Están apareciendo gatos, perros y pájaros muertos en el barrio de Nuevo Cáceres. Es cierto que este dato en medio de la catarata de defunciones diarias a causa de la pandemia pueda resultar anecdótico para algunos. Todo esto sucede en medio del silencio de todos. Bueno, de casi todos. En esta bendita ciudad hay vecinos que cuidan los gatos callejeros, que los conocen por su nombre, que les proporcionan comida y antibióticos y visitan sus colonias. Y puede que hagan esto ante la sonrisa burlesca de sus congéneres humanos.

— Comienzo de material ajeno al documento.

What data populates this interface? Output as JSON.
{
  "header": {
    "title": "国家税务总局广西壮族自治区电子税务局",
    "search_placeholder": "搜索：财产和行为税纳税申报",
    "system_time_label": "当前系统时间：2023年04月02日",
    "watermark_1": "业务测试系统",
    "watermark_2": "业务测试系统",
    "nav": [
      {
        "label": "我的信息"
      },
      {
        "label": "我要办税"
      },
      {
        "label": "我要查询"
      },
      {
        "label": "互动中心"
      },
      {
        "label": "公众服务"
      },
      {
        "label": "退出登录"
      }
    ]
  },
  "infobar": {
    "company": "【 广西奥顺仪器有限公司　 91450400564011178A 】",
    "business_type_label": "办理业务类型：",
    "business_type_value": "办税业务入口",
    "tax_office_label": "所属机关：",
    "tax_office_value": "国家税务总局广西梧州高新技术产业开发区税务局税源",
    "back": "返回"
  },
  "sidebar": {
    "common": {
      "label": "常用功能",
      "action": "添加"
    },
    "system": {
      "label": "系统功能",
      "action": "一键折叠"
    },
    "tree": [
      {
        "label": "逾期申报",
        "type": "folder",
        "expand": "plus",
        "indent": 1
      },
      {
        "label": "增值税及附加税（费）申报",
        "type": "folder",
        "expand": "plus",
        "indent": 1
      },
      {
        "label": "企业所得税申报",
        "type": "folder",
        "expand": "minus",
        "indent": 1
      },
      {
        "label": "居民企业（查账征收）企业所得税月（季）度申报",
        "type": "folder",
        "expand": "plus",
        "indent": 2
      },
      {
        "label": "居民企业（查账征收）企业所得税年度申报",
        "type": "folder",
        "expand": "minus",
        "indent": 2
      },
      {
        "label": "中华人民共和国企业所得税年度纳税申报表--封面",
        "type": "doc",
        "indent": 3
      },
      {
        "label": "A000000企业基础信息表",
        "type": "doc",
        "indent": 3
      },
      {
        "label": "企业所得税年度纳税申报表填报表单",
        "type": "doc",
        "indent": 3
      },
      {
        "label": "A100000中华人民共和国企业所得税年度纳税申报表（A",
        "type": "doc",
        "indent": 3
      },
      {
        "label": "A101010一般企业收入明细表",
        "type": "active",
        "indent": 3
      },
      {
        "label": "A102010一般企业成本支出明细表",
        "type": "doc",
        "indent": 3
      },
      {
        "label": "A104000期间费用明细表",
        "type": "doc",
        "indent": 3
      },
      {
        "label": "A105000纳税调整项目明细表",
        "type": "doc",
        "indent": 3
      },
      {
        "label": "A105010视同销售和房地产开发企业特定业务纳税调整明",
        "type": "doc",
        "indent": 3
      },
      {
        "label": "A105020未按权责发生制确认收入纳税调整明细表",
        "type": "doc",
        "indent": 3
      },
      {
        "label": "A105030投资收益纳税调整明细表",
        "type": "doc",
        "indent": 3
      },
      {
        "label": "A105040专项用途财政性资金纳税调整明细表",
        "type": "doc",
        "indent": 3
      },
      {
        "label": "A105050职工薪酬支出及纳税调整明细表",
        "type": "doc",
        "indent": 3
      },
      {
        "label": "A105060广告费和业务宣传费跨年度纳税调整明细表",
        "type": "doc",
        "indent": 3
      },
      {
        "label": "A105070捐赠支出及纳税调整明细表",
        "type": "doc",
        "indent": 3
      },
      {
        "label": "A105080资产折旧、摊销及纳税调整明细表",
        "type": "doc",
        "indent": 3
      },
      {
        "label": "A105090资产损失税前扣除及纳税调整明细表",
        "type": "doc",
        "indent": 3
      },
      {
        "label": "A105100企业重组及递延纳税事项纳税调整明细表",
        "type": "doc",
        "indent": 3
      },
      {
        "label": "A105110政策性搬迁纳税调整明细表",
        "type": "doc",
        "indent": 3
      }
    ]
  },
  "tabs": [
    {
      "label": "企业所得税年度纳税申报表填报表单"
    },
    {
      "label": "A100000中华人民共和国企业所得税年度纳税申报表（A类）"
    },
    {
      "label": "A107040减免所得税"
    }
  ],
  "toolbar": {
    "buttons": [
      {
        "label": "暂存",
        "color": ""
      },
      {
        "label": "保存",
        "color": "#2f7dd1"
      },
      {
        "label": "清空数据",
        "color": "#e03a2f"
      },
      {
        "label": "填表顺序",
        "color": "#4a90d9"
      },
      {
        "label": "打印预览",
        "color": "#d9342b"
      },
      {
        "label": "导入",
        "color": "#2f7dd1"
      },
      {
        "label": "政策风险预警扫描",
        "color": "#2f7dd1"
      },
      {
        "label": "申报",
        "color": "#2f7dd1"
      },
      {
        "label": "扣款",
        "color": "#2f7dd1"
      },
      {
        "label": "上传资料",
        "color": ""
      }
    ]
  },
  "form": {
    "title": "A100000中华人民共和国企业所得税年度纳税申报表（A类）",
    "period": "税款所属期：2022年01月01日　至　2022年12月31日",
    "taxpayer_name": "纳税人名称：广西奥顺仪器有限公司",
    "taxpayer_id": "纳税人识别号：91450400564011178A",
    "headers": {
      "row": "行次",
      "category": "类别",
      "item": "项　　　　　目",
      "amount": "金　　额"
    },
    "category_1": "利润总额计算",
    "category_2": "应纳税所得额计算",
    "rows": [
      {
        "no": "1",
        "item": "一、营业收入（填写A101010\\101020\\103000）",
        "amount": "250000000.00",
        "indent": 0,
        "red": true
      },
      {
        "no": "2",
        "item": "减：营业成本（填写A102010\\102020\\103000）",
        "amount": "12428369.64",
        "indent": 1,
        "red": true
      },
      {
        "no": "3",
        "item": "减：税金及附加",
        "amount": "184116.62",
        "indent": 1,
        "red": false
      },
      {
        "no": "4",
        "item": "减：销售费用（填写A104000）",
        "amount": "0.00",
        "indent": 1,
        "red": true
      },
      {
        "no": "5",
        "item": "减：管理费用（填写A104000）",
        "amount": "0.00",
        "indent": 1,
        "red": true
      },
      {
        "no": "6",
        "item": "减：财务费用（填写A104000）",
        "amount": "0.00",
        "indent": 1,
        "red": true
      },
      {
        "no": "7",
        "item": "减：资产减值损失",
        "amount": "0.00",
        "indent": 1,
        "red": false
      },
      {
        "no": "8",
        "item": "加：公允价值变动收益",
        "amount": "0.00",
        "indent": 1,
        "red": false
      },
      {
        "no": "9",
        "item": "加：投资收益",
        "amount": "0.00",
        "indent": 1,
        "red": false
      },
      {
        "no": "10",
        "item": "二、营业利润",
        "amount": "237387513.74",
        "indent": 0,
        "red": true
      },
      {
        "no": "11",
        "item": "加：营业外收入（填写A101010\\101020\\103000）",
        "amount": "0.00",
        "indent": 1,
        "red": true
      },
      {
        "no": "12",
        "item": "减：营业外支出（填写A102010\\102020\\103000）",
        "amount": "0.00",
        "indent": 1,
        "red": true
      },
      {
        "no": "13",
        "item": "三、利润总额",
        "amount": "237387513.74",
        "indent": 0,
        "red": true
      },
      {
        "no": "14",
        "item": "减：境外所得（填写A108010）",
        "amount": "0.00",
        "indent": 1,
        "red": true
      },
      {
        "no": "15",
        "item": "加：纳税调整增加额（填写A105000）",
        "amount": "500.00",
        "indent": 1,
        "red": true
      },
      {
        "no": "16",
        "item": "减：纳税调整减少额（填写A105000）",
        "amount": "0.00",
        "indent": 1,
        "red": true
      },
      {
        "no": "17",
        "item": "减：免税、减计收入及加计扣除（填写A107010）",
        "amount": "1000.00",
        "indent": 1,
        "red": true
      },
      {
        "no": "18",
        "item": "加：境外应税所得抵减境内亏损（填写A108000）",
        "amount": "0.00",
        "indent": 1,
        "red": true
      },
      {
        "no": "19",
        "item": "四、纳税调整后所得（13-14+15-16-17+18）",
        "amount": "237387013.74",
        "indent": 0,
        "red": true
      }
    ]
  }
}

Ha muerto Pelusa. La gata número 21 de esta retahíla de animales presuntamente envenenados en aras todavía de no sé qué justificación. Toda vida, humana o animal, es respetable, válida y conservable. Pero no sé lo que sucede con los gatos, ajenos a nuestras prisas y miserias. Siempre incomprendidos, a pesar de los valores de fidelidad, lealtad y amistad que destilan. Resulta que solo son importantes para los que -sacando tiempo y dinero de donde no lo hay- van a cuidarlos, a veces con ese pellizco en el corazón de saber que se los van a encontrar sin vida por culpa de algún desalmado. Y es sangrante que cuando un perro se extravía parece que toda la ciudad se moviliza para encontrarlo y muy distinta situación ocurre con el gato, a pesar de que ostentan los mismos derechos. A los gatos de Cáceres los están matando en medio de nuestro silencio cómplice. Me consta que las asociaciones felinas han demandado una investigación. Hasta que no fallezca envenenado un perro con pedigrí no se activarán las alarmas. Somos así. La avalancha tiene que cubrir nuestros pies para darnos cuenta del peligro. En algunas religiones los gatos son sagrados y para muchos escritores son psicopómbicos. Nos ponen en contacto con otras realidades. Es una pena tanta insensibilidad y falta de humanidad. Refrán: No le busques tres pies al gato, sabiendo que tiene cuatro.